Es geht ja nichts über eine gesunde Portion Selbstbewusstsein. Seinen ersten Song aber gleich "Smash Hit" zu titulieren, grenzt fast schon an Hybris. Doch die Intention von Errorr, so der Name dieses Projekts, hinter dem sich der schwedische, in Berlin beheimatete Musiker Leonard Kaage verbirgt, ist sicherlich nicht die, auf seiner EP "Servant" einen auf soundtechnisch dicke Hose zu machen. Wobei sich Kaage durchaus rühmen kann, unter anderem mit Bands wie The Brian Jonestown Massacre zusammengearbeitet zu haben. Plakativer ist da eher der Song "Fuzzy", der das musikalische Grundgerüst dieser Debüt EP treffend beschreibt: Errorr steht für eine Verschmelzung aus Post-Punk mit Shoegaze. Freunde einer meterhohen "Wall Of Sound" werden hier ihre dunkle Freude daran haben.
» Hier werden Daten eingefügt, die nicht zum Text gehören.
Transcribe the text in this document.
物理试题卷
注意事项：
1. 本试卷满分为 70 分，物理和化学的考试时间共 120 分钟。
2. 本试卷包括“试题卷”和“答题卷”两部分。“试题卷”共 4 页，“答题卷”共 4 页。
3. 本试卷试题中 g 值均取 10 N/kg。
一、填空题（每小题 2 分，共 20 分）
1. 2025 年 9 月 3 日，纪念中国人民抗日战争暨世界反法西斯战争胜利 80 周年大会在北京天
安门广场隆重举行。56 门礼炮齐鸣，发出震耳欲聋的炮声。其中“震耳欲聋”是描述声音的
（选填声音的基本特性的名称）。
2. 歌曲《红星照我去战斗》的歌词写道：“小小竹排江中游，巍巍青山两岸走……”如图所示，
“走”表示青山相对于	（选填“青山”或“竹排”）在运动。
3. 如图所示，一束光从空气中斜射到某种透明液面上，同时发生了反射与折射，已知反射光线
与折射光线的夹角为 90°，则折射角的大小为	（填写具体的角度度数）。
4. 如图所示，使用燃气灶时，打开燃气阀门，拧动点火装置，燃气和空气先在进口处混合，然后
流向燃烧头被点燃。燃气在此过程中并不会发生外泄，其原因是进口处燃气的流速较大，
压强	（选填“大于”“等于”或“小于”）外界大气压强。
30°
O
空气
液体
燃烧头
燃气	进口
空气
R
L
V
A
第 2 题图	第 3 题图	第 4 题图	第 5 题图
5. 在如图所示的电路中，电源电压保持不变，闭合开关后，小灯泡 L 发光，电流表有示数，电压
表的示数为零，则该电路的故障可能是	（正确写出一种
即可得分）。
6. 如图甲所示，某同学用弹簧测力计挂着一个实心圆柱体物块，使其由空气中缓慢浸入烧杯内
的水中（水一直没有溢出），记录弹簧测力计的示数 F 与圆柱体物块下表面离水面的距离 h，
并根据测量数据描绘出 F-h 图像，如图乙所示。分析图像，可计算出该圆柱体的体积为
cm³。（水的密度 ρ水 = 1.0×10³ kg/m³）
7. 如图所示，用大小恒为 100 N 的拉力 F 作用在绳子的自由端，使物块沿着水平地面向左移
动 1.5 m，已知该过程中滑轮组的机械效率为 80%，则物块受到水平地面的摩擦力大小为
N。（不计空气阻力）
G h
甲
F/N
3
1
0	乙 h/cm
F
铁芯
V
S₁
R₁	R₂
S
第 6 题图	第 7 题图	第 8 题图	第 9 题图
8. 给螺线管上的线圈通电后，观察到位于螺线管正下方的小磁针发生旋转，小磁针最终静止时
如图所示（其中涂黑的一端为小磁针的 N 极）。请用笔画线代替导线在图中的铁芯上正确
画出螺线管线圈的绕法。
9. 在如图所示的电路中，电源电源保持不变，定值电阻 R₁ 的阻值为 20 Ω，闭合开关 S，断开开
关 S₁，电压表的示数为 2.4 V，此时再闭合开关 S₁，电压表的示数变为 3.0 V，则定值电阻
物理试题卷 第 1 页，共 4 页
Kaage lässt die Gitarren ordentlich dröhnen und derart in Hall verpacken, dass man bisweilen meint, ein ganzer Chor von elektrifizierten Saiteninstrumenten wurde zusammengetrommelt, um diesen Klang zu generieren. Kaages eher weiche Stimme geht in diesem ganzen Klangzauber aber nicht unter, sondern setzt sich wie ein Schattenkönig über die ganze Szenerie und bleibt immer präsent. Der Mastermind selbst, so verrät es die Presseinfo, holt sich die Inspiration von den "großartigen Rockbands der frühen 90er Jahre". Das merkt man Stücken wie "Repeater" deutlich an, die tatsächlich den freien Zeitgeist einer Welt am Ende von zwei konkurrierenden Systemen nochmal einfängt. Errorr haben mit "Servant" ein bockstarkes erstes Lebenszeichen von sich gegeben, im Frühjahr 2022 ist dann das Album geplant. Spannung liegt schon jetzt in der Luft.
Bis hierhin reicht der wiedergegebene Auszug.